Repeated images of fire erupting from things, emptiness inside jars or leavened bread, and of tiny seeds sprouting into big plants – it seems like the same process of finding things all around you transformed by perception of some interior element (or absence).
Here’s one thing, saying 77: Jesus said, “It is I who am the light which is above them all. It is I who am the all. From me did the all come forth, and unto me did the all extend. Split a piece of wood, and I am there. Lift up the stone, and you will find me there.”
And here’s another, saying 113: His disciples said to him, “When will the kingdom come?”
[Jesus said,] “It will not come by waiting for it. It will not be a matter of saying ‘here it is’ or ‘there it is.’ Rather, the kingdom of the father is spread out upon the earth, and men do not see it.”
Phil Hine
Posted October 26th 2011 at 9:08 am | Permalink
Grant
Actually, I’d be surprised if one didn’t find a much less dichotomous opposition between transcendence & immanence in the Bible. The idea that is being punted about, that contemporary Paganism has at its core “immanence” whereas religion (i.e. Christianity) only has this conception of a remote, distant law-making God is a bit simplistic to say the least – its not a view expressed by people like Anselm or Augustine, for instance.
I did think it would be interesting to look at how the theological and philosophical arguments about transcendence/immanence have ping-ponged back and forth in western culture down to the so-called Age of Reason and the contemporary postmodern suspicion of transcendence, which I touched on – but really, this has been done extensively already. These are huge issues to try and get to grips with, and I am mindful of Heidigger’s advice that when we pursue this topic, we need to take a ‘deep breath’.
Joel Biroco
Posted October 26th 2011 at 2:37 am | Permalink
One way to look at this is to regard flashes of transcendent experience as flashes of quite ordinary normal experience, unconditional and unchanging, with the longer periods in-between as a series of conditioned delusory states, and it is these which are transitory, eclipses of a more natural easeful existence.

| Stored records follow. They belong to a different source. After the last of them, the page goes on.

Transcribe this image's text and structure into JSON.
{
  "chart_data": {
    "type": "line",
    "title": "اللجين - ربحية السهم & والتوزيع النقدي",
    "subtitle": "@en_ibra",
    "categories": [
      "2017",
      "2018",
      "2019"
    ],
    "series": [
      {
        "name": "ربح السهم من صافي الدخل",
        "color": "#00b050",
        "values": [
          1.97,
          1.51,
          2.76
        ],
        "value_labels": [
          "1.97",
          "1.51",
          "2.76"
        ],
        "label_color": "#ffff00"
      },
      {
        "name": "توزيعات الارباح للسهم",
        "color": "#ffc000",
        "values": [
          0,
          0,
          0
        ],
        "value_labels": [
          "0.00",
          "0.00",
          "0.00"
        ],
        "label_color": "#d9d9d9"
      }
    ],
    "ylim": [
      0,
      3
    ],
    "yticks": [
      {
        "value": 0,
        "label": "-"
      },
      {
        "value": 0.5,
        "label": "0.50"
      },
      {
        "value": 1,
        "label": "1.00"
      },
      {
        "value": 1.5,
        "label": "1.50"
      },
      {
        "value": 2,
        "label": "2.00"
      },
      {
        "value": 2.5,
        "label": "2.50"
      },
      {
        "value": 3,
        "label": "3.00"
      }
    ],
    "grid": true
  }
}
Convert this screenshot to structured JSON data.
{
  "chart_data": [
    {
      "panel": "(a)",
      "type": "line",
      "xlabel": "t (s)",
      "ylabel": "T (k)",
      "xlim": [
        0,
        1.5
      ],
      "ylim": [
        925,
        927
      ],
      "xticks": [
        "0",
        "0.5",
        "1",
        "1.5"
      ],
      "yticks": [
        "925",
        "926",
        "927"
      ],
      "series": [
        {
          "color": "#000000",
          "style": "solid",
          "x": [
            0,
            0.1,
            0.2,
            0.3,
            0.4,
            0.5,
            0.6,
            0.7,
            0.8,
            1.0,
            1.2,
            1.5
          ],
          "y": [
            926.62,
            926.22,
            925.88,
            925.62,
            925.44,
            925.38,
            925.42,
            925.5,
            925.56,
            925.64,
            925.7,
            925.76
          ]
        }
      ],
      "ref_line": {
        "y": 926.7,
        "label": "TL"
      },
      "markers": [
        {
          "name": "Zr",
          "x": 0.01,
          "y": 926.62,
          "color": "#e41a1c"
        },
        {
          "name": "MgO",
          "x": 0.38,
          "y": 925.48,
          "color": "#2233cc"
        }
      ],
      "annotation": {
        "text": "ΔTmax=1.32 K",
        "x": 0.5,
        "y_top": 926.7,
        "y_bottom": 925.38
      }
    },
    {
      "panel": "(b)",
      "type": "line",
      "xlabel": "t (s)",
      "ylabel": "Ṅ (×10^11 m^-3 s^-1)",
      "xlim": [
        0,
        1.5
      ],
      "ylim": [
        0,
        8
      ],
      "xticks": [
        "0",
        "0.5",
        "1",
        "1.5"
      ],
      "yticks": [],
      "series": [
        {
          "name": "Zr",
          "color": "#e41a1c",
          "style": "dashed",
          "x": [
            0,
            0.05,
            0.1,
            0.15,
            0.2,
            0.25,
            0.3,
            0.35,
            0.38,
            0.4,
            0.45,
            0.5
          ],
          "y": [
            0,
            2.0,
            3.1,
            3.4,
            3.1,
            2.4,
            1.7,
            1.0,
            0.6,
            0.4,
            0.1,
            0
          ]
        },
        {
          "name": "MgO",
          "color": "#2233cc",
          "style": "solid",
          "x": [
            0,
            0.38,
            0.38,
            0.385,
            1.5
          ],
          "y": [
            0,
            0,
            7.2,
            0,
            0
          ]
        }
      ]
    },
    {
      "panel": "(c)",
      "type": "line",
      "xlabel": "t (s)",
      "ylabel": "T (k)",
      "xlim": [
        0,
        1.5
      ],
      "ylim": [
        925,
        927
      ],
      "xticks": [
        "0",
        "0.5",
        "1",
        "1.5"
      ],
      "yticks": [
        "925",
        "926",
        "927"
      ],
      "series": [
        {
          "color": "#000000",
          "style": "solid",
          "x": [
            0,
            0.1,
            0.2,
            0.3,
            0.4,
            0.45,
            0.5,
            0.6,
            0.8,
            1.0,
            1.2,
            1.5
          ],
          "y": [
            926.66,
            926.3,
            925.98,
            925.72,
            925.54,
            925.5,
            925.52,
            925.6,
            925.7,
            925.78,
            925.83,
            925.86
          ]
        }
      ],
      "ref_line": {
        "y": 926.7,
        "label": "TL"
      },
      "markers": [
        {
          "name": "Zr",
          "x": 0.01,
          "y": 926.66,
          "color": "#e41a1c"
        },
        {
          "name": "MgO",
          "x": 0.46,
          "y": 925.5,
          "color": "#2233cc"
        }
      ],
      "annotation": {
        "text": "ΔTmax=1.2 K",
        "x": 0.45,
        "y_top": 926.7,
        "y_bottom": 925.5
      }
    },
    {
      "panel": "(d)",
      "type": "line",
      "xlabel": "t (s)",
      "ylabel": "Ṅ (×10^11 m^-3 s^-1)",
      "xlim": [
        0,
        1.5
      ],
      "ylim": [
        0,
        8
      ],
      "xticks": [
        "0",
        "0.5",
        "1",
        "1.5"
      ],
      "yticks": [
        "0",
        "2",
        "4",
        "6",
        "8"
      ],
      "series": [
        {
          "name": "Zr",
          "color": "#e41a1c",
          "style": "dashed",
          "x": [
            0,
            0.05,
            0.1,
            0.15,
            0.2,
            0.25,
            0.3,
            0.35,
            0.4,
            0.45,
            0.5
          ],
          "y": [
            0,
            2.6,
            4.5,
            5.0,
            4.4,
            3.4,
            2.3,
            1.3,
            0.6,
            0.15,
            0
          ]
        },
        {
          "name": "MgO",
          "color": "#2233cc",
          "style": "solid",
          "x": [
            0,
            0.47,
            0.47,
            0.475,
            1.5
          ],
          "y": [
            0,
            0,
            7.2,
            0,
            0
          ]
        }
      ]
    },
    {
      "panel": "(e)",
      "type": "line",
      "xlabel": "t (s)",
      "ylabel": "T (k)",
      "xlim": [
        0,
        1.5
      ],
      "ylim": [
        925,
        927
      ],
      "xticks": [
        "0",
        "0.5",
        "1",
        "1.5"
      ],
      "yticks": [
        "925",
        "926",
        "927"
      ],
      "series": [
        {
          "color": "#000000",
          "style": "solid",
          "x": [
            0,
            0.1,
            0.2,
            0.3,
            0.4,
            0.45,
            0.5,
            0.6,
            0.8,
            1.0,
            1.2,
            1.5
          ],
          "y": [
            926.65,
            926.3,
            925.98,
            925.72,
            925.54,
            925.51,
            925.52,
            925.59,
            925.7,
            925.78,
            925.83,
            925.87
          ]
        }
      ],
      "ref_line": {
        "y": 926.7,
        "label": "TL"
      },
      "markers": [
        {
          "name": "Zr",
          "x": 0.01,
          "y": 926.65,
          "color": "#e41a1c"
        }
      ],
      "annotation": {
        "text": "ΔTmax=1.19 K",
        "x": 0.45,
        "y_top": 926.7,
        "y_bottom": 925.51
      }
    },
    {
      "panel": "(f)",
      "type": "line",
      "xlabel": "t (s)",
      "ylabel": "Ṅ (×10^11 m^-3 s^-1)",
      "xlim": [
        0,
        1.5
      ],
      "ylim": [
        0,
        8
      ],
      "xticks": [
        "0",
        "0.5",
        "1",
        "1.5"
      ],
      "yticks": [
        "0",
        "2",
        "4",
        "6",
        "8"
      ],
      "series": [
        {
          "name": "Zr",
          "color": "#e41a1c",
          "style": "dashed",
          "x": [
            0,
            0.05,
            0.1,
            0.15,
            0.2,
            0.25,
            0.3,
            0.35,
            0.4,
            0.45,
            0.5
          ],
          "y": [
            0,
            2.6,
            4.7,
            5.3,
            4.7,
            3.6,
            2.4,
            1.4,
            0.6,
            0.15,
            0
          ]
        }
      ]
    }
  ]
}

In other words, what is to stop us turning this completely on its head and realising that the very notion of transcendence is an impression born of delusion. We are not alienated from ‘ordinary existence’ by glimpses of ‘transcendent states’, rather long periods are spent deluded and so we do not see true ordinary existence, and when we glimpse it we mistake it for transcendence, whereas actually it is merely that there has been a temporary cessation of the delusion. What we call ‘liberation’ is actually the natural state (or ‘stateless state’ as Siddharameshwar and others have called it, since it is not conditioned or temporal). So these heavy tomes on transcendence have it ass-backwards.